Objectives: To produce an effect on the HIV epidemic, preventive interventions need to achieve a minimum level of efficacy to offset potential indirect effects such as an increase in risky behavior. The current generation of HIV prevention trials on oral preexposure prophylaxis and on vaginal microbicides were designed using different set points for minimum individual-level efficacy (MIE). Some trials were designed not only to show superiority over placebo but also to rule out lower efficacies. The MIE has a substantial impact on the size and cost of a trial. Ideally, the MIE should be chosen to reduce uncertainty in the estimation of population-level effects. In this article, we investigate the effect of MIE on estimates of population-level impact to better inform trial design.
Methods: We used mathematical model simulations assuming various rates of efficacy obtained from trials and different MIEs to study the impact of wide-scale interventions on 2 public health indicators.

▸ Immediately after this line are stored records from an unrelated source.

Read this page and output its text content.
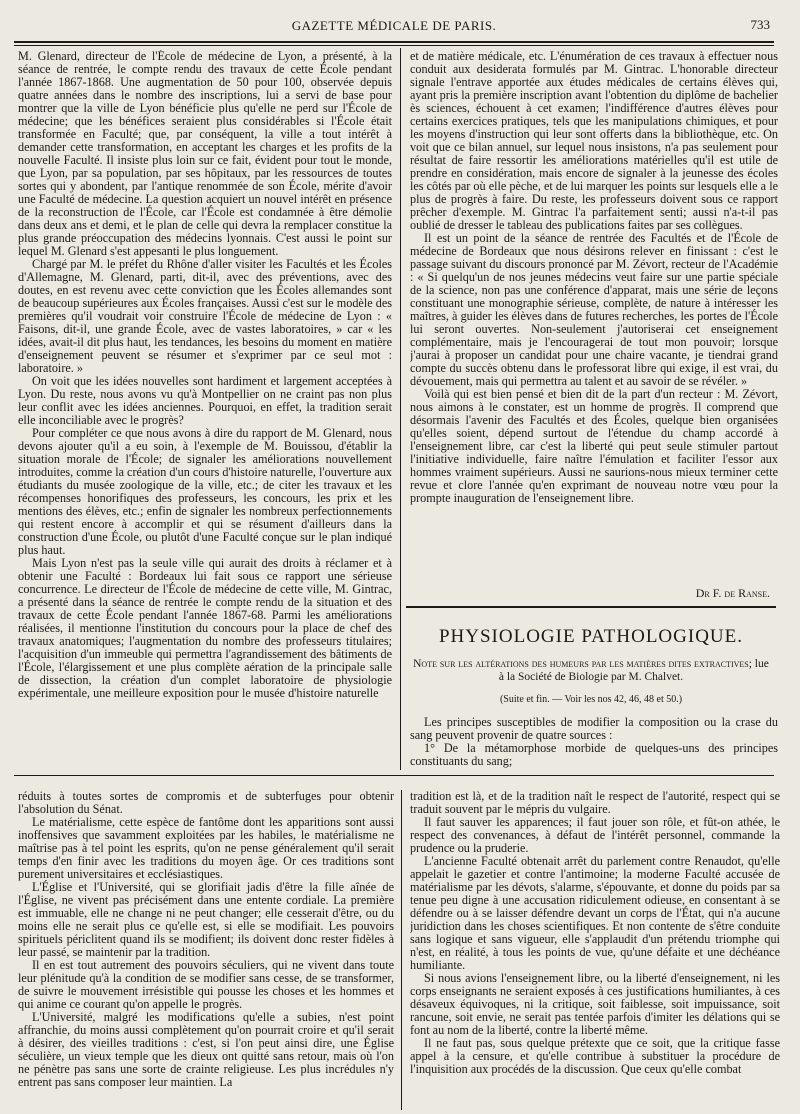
GAZETTE MÉDICALE DE PARIS.	733

M. Glenard, directeur de l'École de médecine de Lyon, a présenté, à la séance de rentrée, le compte rendu des travaux de cette École pendant l'année 1867-1868. Une augmentation de 50 pour 100, observée depuis quatre années dans le nombre des inscriptions, lui a servi de base pour montrer que la ville de Lyon bénéficie plus qu'elle ne perd sur l'École de médecine; que les bénéfices seraient plus considérables si l'École était transformée en Faculté; que, par conséquent, la ville a tout intérêt à demander cette transformation, en acceptant les charges et les profits de la nouvelle Faculté. Il insiste plus loin sur ce fait, évident pour tout le monde, que Lyon, par sa population, par ses hôpitaux, par les ressources de toutes sortes qui y abondent, par l'antique renommée de son École, mérite d'avoir une Faculté de médecine. La question acquiert un nouvel intérêt en présence de la reconstruction de l'École, car l'École est condamnée à être démolie dans deux ans et demi, et le plan de celle qui devra la remplacer constitue la plus grande préoccupation des médecins lyonnais. C'est aussi le point sur lequel M. Glenard s'est appesanti le plus longuement.

Chargé par M. le préfet du Rhône d'aller visiter les Facultés et les Écoles d'Allemagne, M. Glenard, parti, dit-il, avec des préventions, avec des doutes, en est revenu avec cette conviction que les Écoles allemandes sont de beaucoup supérieures aux Écoles françaises. Aussi c'est sur le modèle des premières qu'il voudrait voir construire l'École de médecine de Lyon : « Faisons, dit-il, une grande École, avec de vastes laboratoires, » car « les idées, avait-il dit plus haut, les tendances, les besoins du moment en matière d'enseignement peuvent se résumer et s'exprimer par ce seul mot : laboratoire. »

On voit que les idées nouvelles sont hardiment et largement acceptées à Lyon. Du reste, nous avons vu qu'à Montpellier on ne craint pas non plus leur conflit avec les idées anciennes. Pourquoi, en effet, la tradition serait elle inconciliable avec le progrès?

Pour compléter ce que nous avons à dire du rapport de M. Glenard, nous devons ajouter qu'il a eu soin, à l'exemple de M. Bouissou, d'établir la situation morale de l'École; de signaler les améliorations nouvellement introduites, comme la création d'un cours d'histoire naturelle, l'ouverture aux étudiants du musée zoologique de la ville, etc.; de citer les travaux et les récompenses honorifiques des professeurs, les concours, les prix et les mentions des élèves, etc.; enfin de signaler les nombreux perfectionnements qui restent encore à accomplir et qui se résument d'ailleurs dans la construction d'une École, ou plutôt d'une Faculté conçue sur le plan indiqué plus haut.

Mais Lyon n'est pas la seule ville qui aurait des droits à réclamer et à obtenir une Faculté : Bordeaux lui fait sous ce rapport une sérieuse concurrence. Le directeur de l'École de médecine de cette ville, M. Gintrac, a présenté dans la séance de rentrée le compte rendu de la situation et des travaux de cette École pendant l'année 1867-68. Parmi les améliorations réalisées, il mentionne l'institution du concours pour la place de chef des travaux anatomiques; l'augmentation du nombre des professeurs titulaires; l'acquisition d'un immeuble qui permettra l'agrandissement des bâtiments de l'École, l'élargissement et une plus complète aération de la principale salle de dissection, la création d'un complet laboratoire de physiologie expérimentale, une meilleure exposition pour le musée d'histoire naturelle

et de matière médicale, etc. L'énumération de ces travaux à effectuer nous conduit aux desiderata formulés par M. Gintrac. L'honorable directeur signale l'entrave apportée aux études médicales de certains élèves qui, ayant pris la première inscription avant l'obtention du diplôme de bachelier ès sciences, échouent à cet examen; l'indifférence d'autres élèves pour certains exercices pratiques, tels que les manipulations chimiques, et pour les moyens d'instruction qui leur sont offerts dans la bibliothèque, etc. On voit que ce bilan annuel, sur lequel nous insistons, n'a pas seulement pour résultat de faire ressortir les améliorations matérielles qu'il est utile de prendre en considération, mais encore de signaler à la jeunesse des écoles les côtés par où elle pèche, et de lui marquer les points sur lesquels elle a le plus de progrès à faire. Du reste, les professeurs doivent sous ce rapport prêcher d'exemple. M. Gintrac l'a parfaitement senti; aussi n'a-t-il pas oublié de dresser le tableau des publications faites par ses collègues.

Il est un point de la séance de rentrée des Facultés et de l'École de médecine de Bordeaux que nous désirons relever en finissant : c'est le passage suivant du discours prononcé par M. Zévort, recteur de l'Académie : « Si quelqu'un de nos jeunes médecins veut faire sur une partie spéciale de la science, non pas une conférence d'apparat, mais une série de leçons constituant une monographie sérieuse, complète, de nature à intéresser les maîtres, à guider les élèves dans de futures recherches, les portes de l'École lui seront ouvertes. Non-seulement j'autoriserai cet enseignement complémentaire, mais je l'encouragerai de tout mon pouvoir; lorsque j'aurai à proposer un candidat pour une chaire vacante, je tiendrai grand compte du succès obtenu dans le professorat libre qui exige, il est vrai, du dévouement, mais qui permettra au talent et au savoir de se révéler. »

Voilà qui est bien pensé et bien dit de la part d'un recteur : M. Zévort, nous aimons à le constater, est un homme de progrès. Il comprend que désormais l'avenir des Facultés et des Écoles, quelque bien organisées qu'elles soient, dépend surtout de l'étendue du champ accordé à l'enseignement libre, car c'est la liberté qui peut seule stimuler partout l'initiative individuelle, faire naître l'émulation et faciliter l'essor aux hommes vraiment supérieurs. Aussi ne saurions-nous mieux terminer cette revue et clore l'année qu'en exprimant de nouveau notre vœu pour la prompte inauguration de l'enseignement libre.

Dr F. de Ranse.
PHYSIOLOGIE PATHOLOGIQUE.
Note sur les altérations des humeurs par les matières dites extractives; lue à la Société de Biologie par M. Chalvet.
(Suite et fin. — Voir les nos 42, 46, 48 et 50.)

Les principes susceptibles de modifier la composition ou la crase du sang peuvent provenir de quatre sources :

1° De la métamorphose morbide de quelques-uns des principes constituants du sang;

réduits à toutes sortes de compromis et de subterfuges pour obtenir l'absolution du Sénat.

Le matérialisme, cette espèce de fantôme dont les apparitions sont aussi inoffensives que savamment exploitées par les habiles, le matérialisme ne maîtrise pas à tel point les esprits, qu'on ne pense généralement qu'il serait temps d'en finir avec les traditions du moyen âge. Or ces traditions sont purement universitaires et ecclésiastiques.

L'Église et l'Université, qui se glorifiait jadis d'être la fille aînée de l'Église, ne vivent pas précisément dans une entente cordiale. La première est immuable, elle ne change ni ne peut changer; elle cesserait d'être, ou du moins elle ne serait plus ce qu'elle est, si elle se modifiait. Les pouvoirs spirituels périclitent quand ils se modifient; ils doivent donc rester fidèles à leur passé, se maintenir par la tradition.

Il en est tout autrement des pouvoirs séculiers, qui ne vivent dans toute leur plénitude qu'à la condition de se modifier sans cesse, de se transformer, de suivre le mouvement irrésistible qui pousse les choses et les hommes et qui anime ce courant qu'on appelle le progrès.

L'Université, malgré les modifications qu'elle a subies, n'est point affranchie, du moins aussi complètement qu'on pourrait croire et qu'il serait à désirer, des vieilles traditions : c'est, si l'on peut ainsi dire, une Église séculière, un vieux temple que les dieux ont quitté sans retour, mais où l'on ne pénètre pas sans une sorte de crainte religieuse. Les plus incrédules n'y entrent pas sans composer leur maintien. La

tradition est là, et de la tradition naît le respect de l'autorité, respect qui se traduit souvent par le mépris du vulgaire.

Il faut sauver les apparences; il faut jouer son rôle, et fût-on athée, le respect des convenances, à défaut de l'intérêt personnel, commande la prudence ou la pruderie.

L'ancienne Faculté obtenait arrêt du parlement contre Renaudot, qu'elle appelait le gazetier et contre l'antimoine; la moderne Faculté accusée de matérialisme par les dévots, s'alarme, s'épouvante, et donne du poids par sa tenue peu digne à une accusation ridiculement odieuse, en consentant à se défendre ou à se laisser défendre devant un corps de l'État, qui n'a aucune juridiction dans les choses scientifiques. Et non contente de s'être conduite sans logique et sans vigueur, elle s'applaudit d'un prétendu triomphe qui n'est, en réalité, à tous les points de vue, qu'une défaite et une déchéance humiliante.

Si nous avions l'enseignement libre, ou la liberté d'enseignement, ni les corps enseignants ne seraient exposés à ces justifications humiliantes, à ces désaveux équivoques, ni la critique, soit faiblesse, soit impuissance, soit rancune, soit envie, ne serait pas tentée parfois d'imiter les délations qui se font au nom de la liberté, contre la liberté même.

Il ne faut pas, sous quelque prétexte que ce soit, que la critique fasse appel à la censure, et qu'elle contribue à substituer la procédure de l'inquisition aux procédés de la discussion. Que ceux qu'elle combat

Results: Implementation factors were the main drivers of uncertainty in public health indicators for an intervention, although MIE also contributed. The level of uncertainty introduced by the MIE was substantially lower than that of the other factors.
Conclusions: Investigators in clinical trials have set the MIE solely on the basis of potential public health impact. However, the substantial increase in trial costs associated with a large MIE is unlikely to be justified. These additional funds would be better spent in evaluating more critical implementation factors that cannot be assessed in clinical trials.